On the face of it, the answer is pretty clear cut to anybody who has followed the amazing advances in quantum optics in the last few years.

“The accuracy and stability of terrestrial clocks have improved more than an order of magnitude, on average, in each decade over the last 60 years,” say Hartnett and Luiten. Today, the best optical lattice neutral atom clocks and trapped ion clocks have a frequency stability approaching one part in 10^17.

By contrast, as more pulsars have been discovered, their timing stability has improved by less than an order of magnitude in the last 20 years. The best millisecond pulsars have a stability of only one part in 10^15 at best.

That means that terrestrial clocks can rightly be crowned the best clocks in the Universe, say Hartnett and Luiten.

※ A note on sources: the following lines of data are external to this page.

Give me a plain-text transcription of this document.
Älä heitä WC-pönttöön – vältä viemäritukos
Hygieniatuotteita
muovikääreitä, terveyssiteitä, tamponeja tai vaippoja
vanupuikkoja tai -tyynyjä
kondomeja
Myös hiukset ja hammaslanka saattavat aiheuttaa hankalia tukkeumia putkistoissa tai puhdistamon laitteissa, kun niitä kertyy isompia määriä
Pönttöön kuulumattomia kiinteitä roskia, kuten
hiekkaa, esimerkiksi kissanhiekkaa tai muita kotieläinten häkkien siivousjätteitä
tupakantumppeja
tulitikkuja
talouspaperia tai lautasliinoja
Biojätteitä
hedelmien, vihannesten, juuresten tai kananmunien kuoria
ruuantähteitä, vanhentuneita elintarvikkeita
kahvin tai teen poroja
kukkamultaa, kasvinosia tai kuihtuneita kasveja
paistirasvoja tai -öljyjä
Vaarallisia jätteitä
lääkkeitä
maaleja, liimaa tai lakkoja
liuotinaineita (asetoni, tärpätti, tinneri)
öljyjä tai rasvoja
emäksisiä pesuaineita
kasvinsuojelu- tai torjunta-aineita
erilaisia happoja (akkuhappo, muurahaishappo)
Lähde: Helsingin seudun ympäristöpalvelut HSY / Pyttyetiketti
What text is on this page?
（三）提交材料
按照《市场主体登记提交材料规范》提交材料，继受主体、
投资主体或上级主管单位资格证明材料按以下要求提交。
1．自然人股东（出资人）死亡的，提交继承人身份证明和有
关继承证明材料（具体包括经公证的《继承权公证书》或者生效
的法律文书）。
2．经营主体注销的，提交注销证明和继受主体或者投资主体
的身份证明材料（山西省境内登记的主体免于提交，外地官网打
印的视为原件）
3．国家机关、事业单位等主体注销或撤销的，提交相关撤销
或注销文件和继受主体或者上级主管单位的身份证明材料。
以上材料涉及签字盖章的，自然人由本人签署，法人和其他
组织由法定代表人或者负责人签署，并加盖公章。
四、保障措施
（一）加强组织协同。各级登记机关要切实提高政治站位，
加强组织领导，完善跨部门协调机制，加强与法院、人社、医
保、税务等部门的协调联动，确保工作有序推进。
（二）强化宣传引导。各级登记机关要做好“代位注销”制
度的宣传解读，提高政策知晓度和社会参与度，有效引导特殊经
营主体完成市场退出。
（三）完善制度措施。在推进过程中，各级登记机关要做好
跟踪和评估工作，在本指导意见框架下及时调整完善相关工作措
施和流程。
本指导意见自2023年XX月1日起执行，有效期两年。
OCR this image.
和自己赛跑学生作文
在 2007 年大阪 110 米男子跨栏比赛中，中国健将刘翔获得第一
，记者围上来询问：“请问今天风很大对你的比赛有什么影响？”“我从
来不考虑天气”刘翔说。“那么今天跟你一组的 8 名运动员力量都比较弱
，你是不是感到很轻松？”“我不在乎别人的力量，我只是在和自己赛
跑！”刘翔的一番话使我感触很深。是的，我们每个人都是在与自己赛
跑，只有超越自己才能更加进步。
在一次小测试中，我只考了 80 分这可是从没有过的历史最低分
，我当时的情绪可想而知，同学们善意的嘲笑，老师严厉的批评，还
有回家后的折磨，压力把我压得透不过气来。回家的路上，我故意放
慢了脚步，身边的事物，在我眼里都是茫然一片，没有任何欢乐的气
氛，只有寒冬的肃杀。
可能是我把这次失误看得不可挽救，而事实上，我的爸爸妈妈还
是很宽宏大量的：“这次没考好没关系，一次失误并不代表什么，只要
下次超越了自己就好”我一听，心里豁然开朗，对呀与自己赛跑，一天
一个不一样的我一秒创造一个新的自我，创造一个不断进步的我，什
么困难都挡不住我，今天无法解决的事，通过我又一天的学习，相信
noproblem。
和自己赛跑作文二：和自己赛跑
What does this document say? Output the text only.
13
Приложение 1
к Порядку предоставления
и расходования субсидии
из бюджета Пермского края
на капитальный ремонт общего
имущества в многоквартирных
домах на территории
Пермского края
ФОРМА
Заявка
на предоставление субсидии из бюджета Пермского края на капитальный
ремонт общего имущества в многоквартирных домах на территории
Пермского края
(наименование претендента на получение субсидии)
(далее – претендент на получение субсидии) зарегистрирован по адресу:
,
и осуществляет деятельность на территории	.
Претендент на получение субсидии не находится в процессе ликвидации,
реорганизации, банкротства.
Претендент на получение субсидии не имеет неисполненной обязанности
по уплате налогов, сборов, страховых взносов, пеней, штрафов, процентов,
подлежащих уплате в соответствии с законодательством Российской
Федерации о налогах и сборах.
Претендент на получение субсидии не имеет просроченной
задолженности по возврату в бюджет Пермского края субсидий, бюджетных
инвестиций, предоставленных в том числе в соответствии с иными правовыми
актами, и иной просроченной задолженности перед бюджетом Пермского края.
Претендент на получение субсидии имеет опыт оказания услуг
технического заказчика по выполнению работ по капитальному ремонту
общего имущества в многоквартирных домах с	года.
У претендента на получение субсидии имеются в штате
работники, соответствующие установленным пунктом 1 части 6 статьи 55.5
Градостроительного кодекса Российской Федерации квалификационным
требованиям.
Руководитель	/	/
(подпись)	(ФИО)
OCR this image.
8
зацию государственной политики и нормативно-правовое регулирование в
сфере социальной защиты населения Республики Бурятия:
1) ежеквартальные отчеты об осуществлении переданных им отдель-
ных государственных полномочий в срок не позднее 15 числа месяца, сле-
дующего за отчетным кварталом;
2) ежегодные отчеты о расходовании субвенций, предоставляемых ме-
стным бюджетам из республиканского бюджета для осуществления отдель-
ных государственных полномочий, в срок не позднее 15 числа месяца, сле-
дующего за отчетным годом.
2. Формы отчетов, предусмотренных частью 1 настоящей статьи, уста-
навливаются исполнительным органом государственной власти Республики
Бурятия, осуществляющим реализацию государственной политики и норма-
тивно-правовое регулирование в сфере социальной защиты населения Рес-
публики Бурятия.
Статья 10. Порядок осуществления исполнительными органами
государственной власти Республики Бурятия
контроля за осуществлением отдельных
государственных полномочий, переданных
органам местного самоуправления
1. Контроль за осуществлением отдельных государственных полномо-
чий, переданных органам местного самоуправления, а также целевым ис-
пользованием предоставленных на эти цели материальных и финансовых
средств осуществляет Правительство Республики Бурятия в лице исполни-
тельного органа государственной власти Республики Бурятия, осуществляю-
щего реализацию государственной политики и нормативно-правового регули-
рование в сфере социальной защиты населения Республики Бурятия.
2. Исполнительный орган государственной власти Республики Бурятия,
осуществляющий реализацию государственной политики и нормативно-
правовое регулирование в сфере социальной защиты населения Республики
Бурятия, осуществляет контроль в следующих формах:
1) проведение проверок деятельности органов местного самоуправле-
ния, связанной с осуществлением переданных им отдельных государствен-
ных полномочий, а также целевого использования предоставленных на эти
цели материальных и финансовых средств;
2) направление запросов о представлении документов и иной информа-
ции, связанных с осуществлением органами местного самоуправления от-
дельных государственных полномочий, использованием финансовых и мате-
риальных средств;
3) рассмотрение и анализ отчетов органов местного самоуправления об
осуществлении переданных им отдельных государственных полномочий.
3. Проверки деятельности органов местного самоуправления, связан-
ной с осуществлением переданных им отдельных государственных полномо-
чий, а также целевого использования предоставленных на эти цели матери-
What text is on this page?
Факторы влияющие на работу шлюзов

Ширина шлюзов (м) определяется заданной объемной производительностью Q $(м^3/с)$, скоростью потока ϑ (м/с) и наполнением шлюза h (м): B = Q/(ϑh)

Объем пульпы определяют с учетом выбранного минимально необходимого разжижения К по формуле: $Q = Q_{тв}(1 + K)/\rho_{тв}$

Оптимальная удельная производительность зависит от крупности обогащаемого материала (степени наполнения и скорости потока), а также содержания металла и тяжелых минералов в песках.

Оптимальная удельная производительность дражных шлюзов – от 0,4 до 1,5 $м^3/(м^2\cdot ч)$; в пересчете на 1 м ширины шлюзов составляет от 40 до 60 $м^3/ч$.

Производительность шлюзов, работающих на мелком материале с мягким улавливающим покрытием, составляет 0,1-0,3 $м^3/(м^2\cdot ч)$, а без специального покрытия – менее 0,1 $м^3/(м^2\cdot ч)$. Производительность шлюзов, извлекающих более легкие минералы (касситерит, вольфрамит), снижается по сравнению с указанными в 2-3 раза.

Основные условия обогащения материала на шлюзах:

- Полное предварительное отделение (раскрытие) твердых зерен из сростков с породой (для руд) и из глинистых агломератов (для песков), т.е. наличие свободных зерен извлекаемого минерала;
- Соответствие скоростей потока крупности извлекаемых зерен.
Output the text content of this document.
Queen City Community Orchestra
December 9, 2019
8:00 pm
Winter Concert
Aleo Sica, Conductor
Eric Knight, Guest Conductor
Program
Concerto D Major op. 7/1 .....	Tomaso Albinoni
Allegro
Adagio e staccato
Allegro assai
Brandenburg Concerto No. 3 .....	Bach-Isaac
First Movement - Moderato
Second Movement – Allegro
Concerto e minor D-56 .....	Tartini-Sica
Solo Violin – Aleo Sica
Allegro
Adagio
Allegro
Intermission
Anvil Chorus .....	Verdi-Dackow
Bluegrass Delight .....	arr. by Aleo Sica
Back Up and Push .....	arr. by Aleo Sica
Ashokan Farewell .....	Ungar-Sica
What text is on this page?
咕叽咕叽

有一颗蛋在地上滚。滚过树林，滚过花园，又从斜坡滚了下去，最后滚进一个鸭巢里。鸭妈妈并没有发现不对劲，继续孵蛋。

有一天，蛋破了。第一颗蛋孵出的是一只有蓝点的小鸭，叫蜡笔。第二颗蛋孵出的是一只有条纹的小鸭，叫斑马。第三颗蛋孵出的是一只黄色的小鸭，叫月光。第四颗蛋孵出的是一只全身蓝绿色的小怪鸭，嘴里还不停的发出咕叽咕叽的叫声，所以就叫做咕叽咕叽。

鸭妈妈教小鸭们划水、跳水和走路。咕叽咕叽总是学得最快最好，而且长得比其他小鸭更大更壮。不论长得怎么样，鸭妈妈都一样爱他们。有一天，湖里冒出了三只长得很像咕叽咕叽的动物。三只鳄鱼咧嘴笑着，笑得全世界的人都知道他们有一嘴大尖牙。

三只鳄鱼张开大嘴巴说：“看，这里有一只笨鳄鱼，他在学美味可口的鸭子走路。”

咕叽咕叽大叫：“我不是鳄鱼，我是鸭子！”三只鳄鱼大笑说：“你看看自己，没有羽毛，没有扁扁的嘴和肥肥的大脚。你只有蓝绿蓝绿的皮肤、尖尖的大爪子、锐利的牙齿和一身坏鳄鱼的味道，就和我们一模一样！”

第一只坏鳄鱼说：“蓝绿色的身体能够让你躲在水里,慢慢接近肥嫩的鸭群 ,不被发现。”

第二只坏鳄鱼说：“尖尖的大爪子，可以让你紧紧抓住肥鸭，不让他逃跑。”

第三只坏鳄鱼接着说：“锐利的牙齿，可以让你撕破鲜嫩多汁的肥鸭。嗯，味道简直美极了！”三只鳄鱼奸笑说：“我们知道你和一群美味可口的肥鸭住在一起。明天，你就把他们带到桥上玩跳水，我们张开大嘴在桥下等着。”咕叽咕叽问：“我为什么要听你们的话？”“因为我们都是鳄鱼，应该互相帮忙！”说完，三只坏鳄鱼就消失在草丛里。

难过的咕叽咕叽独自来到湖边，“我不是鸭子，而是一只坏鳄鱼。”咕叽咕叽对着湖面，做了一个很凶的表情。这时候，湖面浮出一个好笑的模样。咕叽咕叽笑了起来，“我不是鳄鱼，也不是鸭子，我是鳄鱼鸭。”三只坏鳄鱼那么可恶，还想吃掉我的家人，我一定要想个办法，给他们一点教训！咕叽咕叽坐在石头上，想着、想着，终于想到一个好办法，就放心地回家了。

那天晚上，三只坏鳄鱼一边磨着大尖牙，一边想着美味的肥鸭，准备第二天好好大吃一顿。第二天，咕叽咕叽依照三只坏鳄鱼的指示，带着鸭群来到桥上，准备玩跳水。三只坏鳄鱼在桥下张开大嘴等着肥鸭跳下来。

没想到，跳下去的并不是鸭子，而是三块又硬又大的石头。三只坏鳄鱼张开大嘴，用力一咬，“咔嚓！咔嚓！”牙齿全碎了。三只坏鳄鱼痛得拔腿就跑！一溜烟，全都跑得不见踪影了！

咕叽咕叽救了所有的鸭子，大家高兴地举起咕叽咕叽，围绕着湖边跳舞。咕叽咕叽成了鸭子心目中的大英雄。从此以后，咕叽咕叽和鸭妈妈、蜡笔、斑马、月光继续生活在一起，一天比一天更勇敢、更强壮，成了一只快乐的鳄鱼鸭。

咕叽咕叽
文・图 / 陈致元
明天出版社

That’s impressive but there is one other issue to consider before physicists in quantum optics labs can start popping champagne corks. This is the question of long term stability.

It’s all very well to build a clock that can outperform pulsars for a few months or years but try it for a significantly longer period of time, say centuries or millennia, and a whole host of other issues raise their heads. The makers of the Clock of the Long Now have already studied this issue. They’ve asked how you can guarantee a stable power supply over such a period? How do you store spare parts or ensure that the knowledge to effect a repair survives? Can you even rely on the survival of the human race over these periods?

The answers to these questions suggest that it will be very difficult to run a wristwatch let alone a trapped ion clock over this time-scale. And yet in thousands of years pulsars will still be producing their regular heart beat.

Earth-bound clocks may be able to outperform pulsars over human time-scales but to do it over significantly longer time-scales is another challenge altogether. Terrestrial clocks may have stolen the crown for now. Keeping it will be much harder.

Ref: arxiv.org/abs/1004.0115: A Comparison of Astrophysical and Terrestrial Frequency Standards: Which are the best clocks?